2. Meanwhile, do the same thing with the aubergine. When cool enough to handle, scoop out the flesh and discard the skin.
3. Put the peppers, aubergine and garlic in a food processor and pulse until roughly chopped. Add the oil, vinegar and 1/2 tsp salt and pulse until incorporated.
4. Transfer the sauce to a medium saucepan. Bring to a simmer over medium-high heat, then reduce heat to medium-low and simmer for 30 minutes, stirring regularly. Remove from heat and season.
Makes about a cup
As mentioned above, we also served this with lepinja (or flatbread), sour cream and salad. We made one major adjustment to the lepinja recipe, which was to reduce the salt to a scant teaspoon instead of a tablespoon. We both agreed that this made all the difference and made the bread much more palatable!

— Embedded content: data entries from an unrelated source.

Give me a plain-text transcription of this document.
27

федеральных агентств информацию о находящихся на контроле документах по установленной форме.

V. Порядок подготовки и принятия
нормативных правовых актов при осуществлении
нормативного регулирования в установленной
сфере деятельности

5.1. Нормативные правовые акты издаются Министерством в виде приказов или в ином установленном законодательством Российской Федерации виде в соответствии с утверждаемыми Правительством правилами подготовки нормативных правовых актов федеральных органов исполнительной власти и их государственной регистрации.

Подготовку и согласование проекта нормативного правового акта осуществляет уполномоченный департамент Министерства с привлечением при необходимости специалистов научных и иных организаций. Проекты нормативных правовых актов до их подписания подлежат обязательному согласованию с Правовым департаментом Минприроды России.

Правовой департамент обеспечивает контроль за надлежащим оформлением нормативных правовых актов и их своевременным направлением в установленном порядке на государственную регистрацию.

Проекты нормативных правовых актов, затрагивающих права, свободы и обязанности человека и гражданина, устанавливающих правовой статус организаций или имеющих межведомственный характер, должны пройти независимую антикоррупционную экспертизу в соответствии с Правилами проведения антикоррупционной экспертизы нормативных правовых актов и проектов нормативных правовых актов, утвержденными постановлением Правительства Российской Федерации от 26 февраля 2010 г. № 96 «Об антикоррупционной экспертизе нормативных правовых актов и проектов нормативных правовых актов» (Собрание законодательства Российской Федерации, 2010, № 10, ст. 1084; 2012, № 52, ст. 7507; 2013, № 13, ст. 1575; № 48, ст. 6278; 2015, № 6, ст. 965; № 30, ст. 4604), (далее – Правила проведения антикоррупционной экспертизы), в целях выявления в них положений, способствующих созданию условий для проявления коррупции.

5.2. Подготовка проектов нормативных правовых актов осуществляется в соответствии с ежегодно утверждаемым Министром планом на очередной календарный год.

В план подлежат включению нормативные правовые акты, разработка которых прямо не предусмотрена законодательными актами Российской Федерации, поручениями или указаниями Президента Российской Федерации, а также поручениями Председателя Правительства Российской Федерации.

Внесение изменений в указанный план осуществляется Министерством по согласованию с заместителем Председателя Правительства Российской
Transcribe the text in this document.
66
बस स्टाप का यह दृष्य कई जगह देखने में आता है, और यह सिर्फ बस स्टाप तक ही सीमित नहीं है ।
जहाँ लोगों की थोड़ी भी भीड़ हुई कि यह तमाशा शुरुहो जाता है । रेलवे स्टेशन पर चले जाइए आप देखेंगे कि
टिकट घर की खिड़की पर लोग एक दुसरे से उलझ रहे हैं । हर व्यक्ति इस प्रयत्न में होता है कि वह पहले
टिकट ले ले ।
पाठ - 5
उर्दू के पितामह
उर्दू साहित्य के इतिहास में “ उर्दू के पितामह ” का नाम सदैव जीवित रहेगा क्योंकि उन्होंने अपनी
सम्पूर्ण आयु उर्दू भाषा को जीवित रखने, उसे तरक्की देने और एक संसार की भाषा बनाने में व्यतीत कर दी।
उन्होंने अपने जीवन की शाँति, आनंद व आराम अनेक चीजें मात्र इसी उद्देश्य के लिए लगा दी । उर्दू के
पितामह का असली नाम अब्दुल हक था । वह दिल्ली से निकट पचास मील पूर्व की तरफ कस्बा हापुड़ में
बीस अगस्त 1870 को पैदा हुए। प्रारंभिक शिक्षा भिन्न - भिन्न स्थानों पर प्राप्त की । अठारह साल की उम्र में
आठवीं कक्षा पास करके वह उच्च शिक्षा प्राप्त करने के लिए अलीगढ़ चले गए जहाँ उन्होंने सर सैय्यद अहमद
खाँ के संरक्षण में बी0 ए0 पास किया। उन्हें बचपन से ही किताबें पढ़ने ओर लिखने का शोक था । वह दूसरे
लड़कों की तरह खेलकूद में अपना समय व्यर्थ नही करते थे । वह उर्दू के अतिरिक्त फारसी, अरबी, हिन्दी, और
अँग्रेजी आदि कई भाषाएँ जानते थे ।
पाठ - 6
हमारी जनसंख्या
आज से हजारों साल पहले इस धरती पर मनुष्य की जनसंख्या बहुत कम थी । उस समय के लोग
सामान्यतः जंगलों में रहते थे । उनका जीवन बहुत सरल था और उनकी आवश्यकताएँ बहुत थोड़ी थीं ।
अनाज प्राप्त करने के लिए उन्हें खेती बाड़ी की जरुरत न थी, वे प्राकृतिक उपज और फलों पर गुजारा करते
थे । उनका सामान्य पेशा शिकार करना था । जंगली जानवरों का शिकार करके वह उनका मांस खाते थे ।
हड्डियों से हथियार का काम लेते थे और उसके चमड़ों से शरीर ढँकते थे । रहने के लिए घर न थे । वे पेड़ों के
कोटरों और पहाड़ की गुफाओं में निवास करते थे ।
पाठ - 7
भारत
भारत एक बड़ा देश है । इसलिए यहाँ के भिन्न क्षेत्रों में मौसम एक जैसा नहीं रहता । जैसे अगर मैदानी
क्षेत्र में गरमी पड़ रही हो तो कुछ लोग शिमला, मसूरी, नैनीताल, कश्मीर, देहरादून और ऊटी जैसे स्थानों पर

We enjoyed this meal, but both said that we wouldn’t go to any special effort to make the sausages again, as they weren’t really any different in flavour from a standard burger. However, the red pepper sauce was really good as a condiment, and relatively easy, so it might make its way into the Mash repertoire.
Our brains are mostly going ‘WEDDING WEDDING WEDDING’ at the moment, but fortunately there is some Romanian cuisine around the corner to make us think about something different for a few minutes (not that planning a wedding isn’t incredibly fun!). Having never been to Romania and having thus far done no research about its food, we have no idea what to expect, but we will share what we find out before too long!